Aujourd’hui, le Maroc : Quel regard portez-vous sur la frontière de plus en plus mince entre associations et partis politiques?
Une association est par définition une instance qui implique les citoyens dans une démarche associative supposée être généraliste, quitte à ce qu’elle s’occupe de façon plus circonstancielle de tel ou tel aspect de la vie sociale. Un parti politique est un cadre qui organise les citoyens dans le but d’influencer le fonctionnement de la société politique mais aussi d’accéder aux instances décisionnelles. Ce qui par définition n’est pas le cas de l’association, fut-elle à caractère politique. Les associations à caractère politique sont un nouveau venu dans le champ linguistique et associatif au Maroc. Ce sont des associations qui sont différentes des partis parce qu’elles ne se fixent pas pour objectif de conquérir le pouvoir mais qui ne restent pas des spectateurs du champ politique et ce en se fixant comme objectif de l’influencer.
Sommes-nous justement en train d’assister à une confusion des genres dans l’exercice politique et associatif ?
La confusion des genres vient à mon avis du fait qu’une partie de l’élite de la société civile et une partie même de l’élite politique n’ont pas toujours maîtrisé cette indispensable frontière qui devrait séparer les deux espaces, associatif et politique. La crise des partis aidant, on a eu tendance à jeter le bébé avec l’eau du bain et à croire que les partis politiques ne servent à rien et qu’à ce titre il va falloir trouver d’autres instances d’intermédiation. La société civile naissante et balbutiante semblait jouer fort à propos ce rôle. C’était se tromper d’analyse et de genre parce que la société civile, dès lors qu’elle se fixerait pour objectif d’occuper le champ politique, deviendrait précisément une instance d’intermédiation politique.
Qu’attend le dirigeant politique que vous êtes du projet de loi sur les partis ?

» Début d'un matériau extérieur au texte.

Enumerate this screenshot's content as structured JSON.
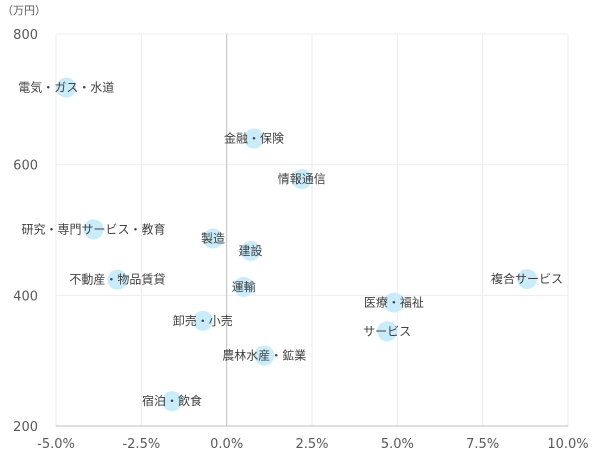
{
  "chart_data": {
    "type": "scatter",
    "title": "",
    "xlabel": "",
    "ylabel": "",
    "y_unit_label": "（万円）",
    "xlim": [
      -5.0,
      10.0
    ],
    "ylim": [
      200,
      800
    ],
    "x_ticks": [
      "-5.0%",
      "-2.5%",
      "0.0%",
      "2.5%",
      "5.0%",
      "7.5%",
      "10.0%"
    ],
    "y_ticks": [
      "200",
      "400",
      "600",
      "800"
    ],
    "grid": true,
    "legend": "none",
    "marker_color": "#c9ecfb",
    "points": [
      {
        "label": "電気・ガス・水道",
        "x": -4.7,
        "y": 718
      },
      {
        "label": "金融・保険",
        "x": 0.8,
        "y": 640
      },
      {
        "label": "情報通信",
        "x": 2.2,
        "y": 578
      },
      {
        "label": "研究・専門サービス・教育",
        "x": -3.9,
        "y": 501
      },
      {
        "label": "製造",
        "x": -0.4,
        "y": 487
      },
      {
        "label": "建設",
        "x": 0.7,
        "y": 468
      },
      {
        "label": "不動産・物品賃貸",
        "x": -3.2,
        "y": 424
      },
      {
        "label": "運輸",
        "x": 0.5,
        "y": 413
      },
      {
        "label": "複合サービス",
        "x": 8.8,
        "y": 425
      },
      {
        "label": "医療・福祉",
        "x": 4.9,
        "y": 389
      },
      {
        "label": "卸売・小売",
        "x": -0.7,
        "y": 361
      },
      {
        "label": "サービス",
        "x": 4.7,
        "y": 345
      },
      {
        "label": "農林水産・鉱業",
        "x": 1.1,
        "y": 308
      },
      {
        "label": "宿泊・飲食",
        "x": -1.6,
        "y": 238
      }
    ]
  }
}
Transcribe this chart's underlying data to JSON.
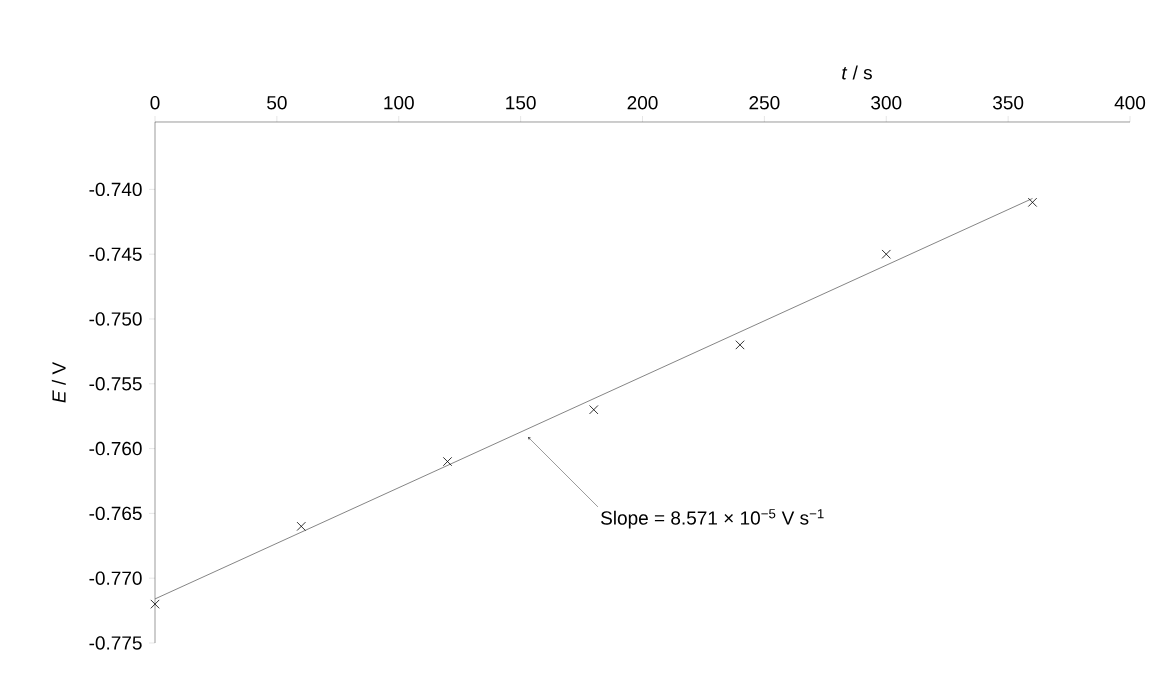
{
  "chart_data": {
    "type": "scatter",
    "xlabel": "*t* / s",
    "ylabel": "*E* / V",
    "xlim": [
      0,
      400
    ],
    "xticks": [
      0,
      50,
      100,
      150,
      200,
      250,
      300,
      350,
      400
    ],
    "ylim": [
      -0.775,
      -0.7348
    ],
    "yticks": [
      {
        "value": -0.775,
        "label": "-0.775"
      },
      {
        "value": -0.77,
        "label": "-0.770"
      },
      {
        "value": -0.765,
        "label": "-0.765"
      },
      {
        "value": -0.76,
        "label": "-0.760"
      },
      {
        "value": -0.755,
        "label": "-0.755"
      },
      {
        "value": -0.75,
        "label": "-0.750"
      },
      {
        "value": -0.745,
        "label": "-0.745"
      },
      {
        "value": -0.74,
        "label": "-0.740"
      }
    ],
    "grid": false,
    "series": [
      {
        "marker": "cross",
        "color": "#000000",
        "x": [
          0,
          60,
          120,
          180,
          240,
          300,
          360
        ],
        "values": [
          -0.772,
          -0.766,
          -0.761,
          -0.757,
          -0.752,
          -0.745,
          -0.741
        ]
      },
      {
        "type": "line",
        "color": "#666666",
        "x": [
          0,
          360
        ],
        "values": [
          -0.7716,
          -0.7407
        ]
      }
    ],
    "annotations": [
      {
        "text": "Slope =  8.571 × 10$^{−5}$ V s$^{−1}$",
        "x": 153,
        "y": -0.7591
      }
    ]
  }
}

Qu’il permette à l’action politique de reconquérir ses lettres de noblesse ! Nous avons l’impression que nous sommes dans un processus de déliquescence de l’action politique et de l’action partisane. Nous avons besoin d’y mettre de l’ordre et que l’on se fixe pour objectif de continuer à construire cette démocratie émergente en mettant en place un cadre instrumental qui précise les mécanismes d’intervention et de fonctionnement des partis politiques. Une telle loi devrait reconfirmer l’option démocratique de la libre constitution des partis et leur fonctionnement sur la base de l’option démocratique du pays. Il ne peut y avoir de place pour des partis d’obédience religieuse, raciale ou régionaliste…
Comment faire pour que la transparence soit une réalité dans le financement des associations et des partis ?
La transparence est un fondement essentiel de la démocratie et de la modernité. En matière financière, la question est encore plus redoutable puisque par l’intermédiaire de financements occultes, l’on pourrait introduire le loup dans la bergerie. Or, par définition, une démocratie est une bergerie. Ce qu’il faut ici signaler, sans entrer dans les modalités techniques, c’est qu’il y a des institutions de vérification, d’audit et de contrôle du financement public des partis et de l’usage qui est fait des fonds publics.